Consider the number of suicides of young men and women in St. John’s in 2012 and the difficulties in determining the number accurately, given the above. Has it ‘always been that way’ or is there a ‘rash’? If it’s the latter, what then?

Consider, if you never have, what thinking, and feeling, about suicide might be for someone who thinks about it just about all the time, who’s tried it many times, been hospitalized many times. What then?

It is no accident that many of the bodies, male and female, found in St. John’s in 2012 – dead from overdose, hanging, shooting, and other violent acts – have been young, between seventeen and thirty-four, with many in their early twenties. Early adulthood is a critical time: self-formation, including eating, exercise, and work habits, drug and medical habits; competitive higher education (discussion of recent Canadian universities’ ‘initiatives’ in addressing such issues I delay for another two weeks); work and career entry and challenge; sexual definition and ‘partnership’ and cohabitation choices.

…neither ‘drugs’ nor ‘diagnoses’ nor a combination of the two can explain away all the people and all the events.

It is no accident that drugs, prescription and recreational, somatic and psychoactive, are frequently a factor. It is no accident that medical, including psychiatric diagnoses, are frequently a factor. But neither ‘drugs’ nor ‘diagnoses’ nor a combination of the two can explain away all the people and all the events. Each person differs, each event combines patterns and choices, predispositions and acquired habits, preferences and choices differently. No reductive medical materialism or outdated genetic determinism will convince me otherwise.

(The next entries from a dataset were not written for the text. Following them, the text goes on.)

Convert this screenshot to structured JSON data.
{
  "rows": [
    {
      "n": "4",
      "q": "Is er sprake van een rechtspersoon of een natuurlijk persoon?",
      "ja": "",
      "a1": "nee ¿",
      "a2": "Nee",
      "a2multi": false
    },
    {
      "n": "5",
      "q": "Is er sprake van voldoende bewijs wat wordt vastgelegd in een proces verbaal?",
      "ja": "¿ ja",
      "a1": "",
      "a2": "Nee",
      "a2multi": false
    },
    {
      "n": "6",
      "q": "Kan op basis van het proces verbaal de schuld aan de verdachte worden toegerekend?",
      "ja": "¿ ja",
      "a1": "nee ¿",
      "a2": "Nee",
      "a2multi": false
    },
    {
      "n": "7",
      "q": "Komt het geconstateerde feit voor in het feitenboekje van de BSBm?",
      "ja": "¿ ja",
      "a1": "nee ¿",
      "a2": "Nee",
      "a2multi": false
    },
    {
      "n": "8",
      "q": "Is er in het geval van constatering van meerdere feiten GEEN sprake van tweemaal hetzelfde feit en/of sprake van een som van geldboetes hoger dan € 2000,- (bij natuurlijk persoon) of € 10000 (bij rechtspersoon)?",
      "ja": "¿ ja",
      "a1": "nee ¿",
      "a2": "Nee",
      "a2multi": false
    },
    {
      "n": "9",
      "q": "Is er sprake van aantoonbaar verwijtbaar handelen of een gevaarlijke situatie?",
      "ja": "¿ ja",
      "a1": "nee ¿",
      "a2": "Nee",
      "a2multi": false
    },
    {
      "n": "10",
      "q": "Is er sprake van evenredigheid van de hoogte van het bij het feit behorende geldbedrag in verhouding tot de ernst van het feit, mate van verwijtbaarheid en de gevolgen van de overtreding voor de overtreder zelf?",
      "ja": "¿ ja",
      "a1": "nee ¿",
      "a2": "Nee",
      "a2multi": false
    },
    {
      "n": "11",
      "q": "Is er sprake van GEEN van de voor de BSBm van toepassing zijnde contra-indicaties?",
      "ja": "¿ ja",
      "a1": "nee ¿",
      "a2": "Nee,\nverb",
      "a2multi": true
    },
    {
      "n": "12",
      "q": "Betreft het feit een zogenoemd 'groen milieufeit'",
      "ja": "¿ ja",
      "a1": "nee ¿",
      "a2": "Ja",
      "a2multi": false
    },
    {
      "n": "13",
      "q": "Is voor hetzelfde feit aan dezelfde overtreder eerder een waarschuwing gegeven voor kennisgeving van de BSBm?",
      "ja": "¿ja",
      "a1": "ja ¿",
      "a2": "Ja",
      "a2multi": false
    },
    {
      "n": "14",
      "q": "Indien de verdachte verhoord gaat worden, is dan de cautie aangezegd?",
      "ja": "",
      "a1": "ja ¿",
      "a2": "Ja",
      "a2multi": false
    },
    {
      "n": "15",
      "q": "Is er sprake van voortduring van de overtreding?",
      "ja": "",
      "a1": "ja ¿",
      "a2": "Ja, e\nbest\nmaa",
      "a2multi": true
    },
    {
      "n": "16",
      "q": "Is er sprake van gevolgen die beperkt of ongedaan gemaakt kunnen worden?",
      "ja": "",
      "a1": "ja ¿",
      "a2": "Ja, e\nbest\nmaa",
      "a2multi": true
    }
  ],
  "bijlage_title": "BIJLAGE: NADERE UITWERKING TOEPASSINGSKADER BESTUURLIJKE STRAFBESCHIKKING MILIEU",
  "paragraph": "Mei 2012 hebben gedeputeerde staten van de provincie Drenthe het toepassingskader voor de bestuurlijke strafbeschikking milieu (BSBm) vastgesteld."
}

Why all the silence? The evasion, quiet discomfort, murmuring, quick passing over, euphemistic brief reference, renaming, rebranding, explaining away? Perhaps the difficulty in posing a question: why are young men and women choosing to take their own lives? Whether the choice is clear and distinct, or by way of high risk patterns of circumstance and behavior, what is making young men and women want to take their own lives?

At this point, certainly, if I have not already done so, I will disappoint with what I have to offer. I don’t know. I’m not sure. I have been willing to listen, to talk about ‘it’, and so to learn from other points of view and life experiences, sometimes far different from my own. I know that ‘it’ has much to do with being young and figuring out if you are good at anything. If your problems are ‘regular’ or medical, druggable symptoms of illness, or some combination of the two. If you stand a chance in the more and more specularized and monstrified struggle for status. How you should be normal and exceptional, average and high class, individual and utterly, unnoticeably generic and lost in the crowd: nameless. And if anyone cares. Suicide is a public, political phenomenon; it deserves open, public discussion in the era of what Steven Rose has called ‘the politics of life.’ My thoughts go to the brothers and sisters, sons and daughters, fathers and mothers, friends and lovers involved. I invite your insight and comment.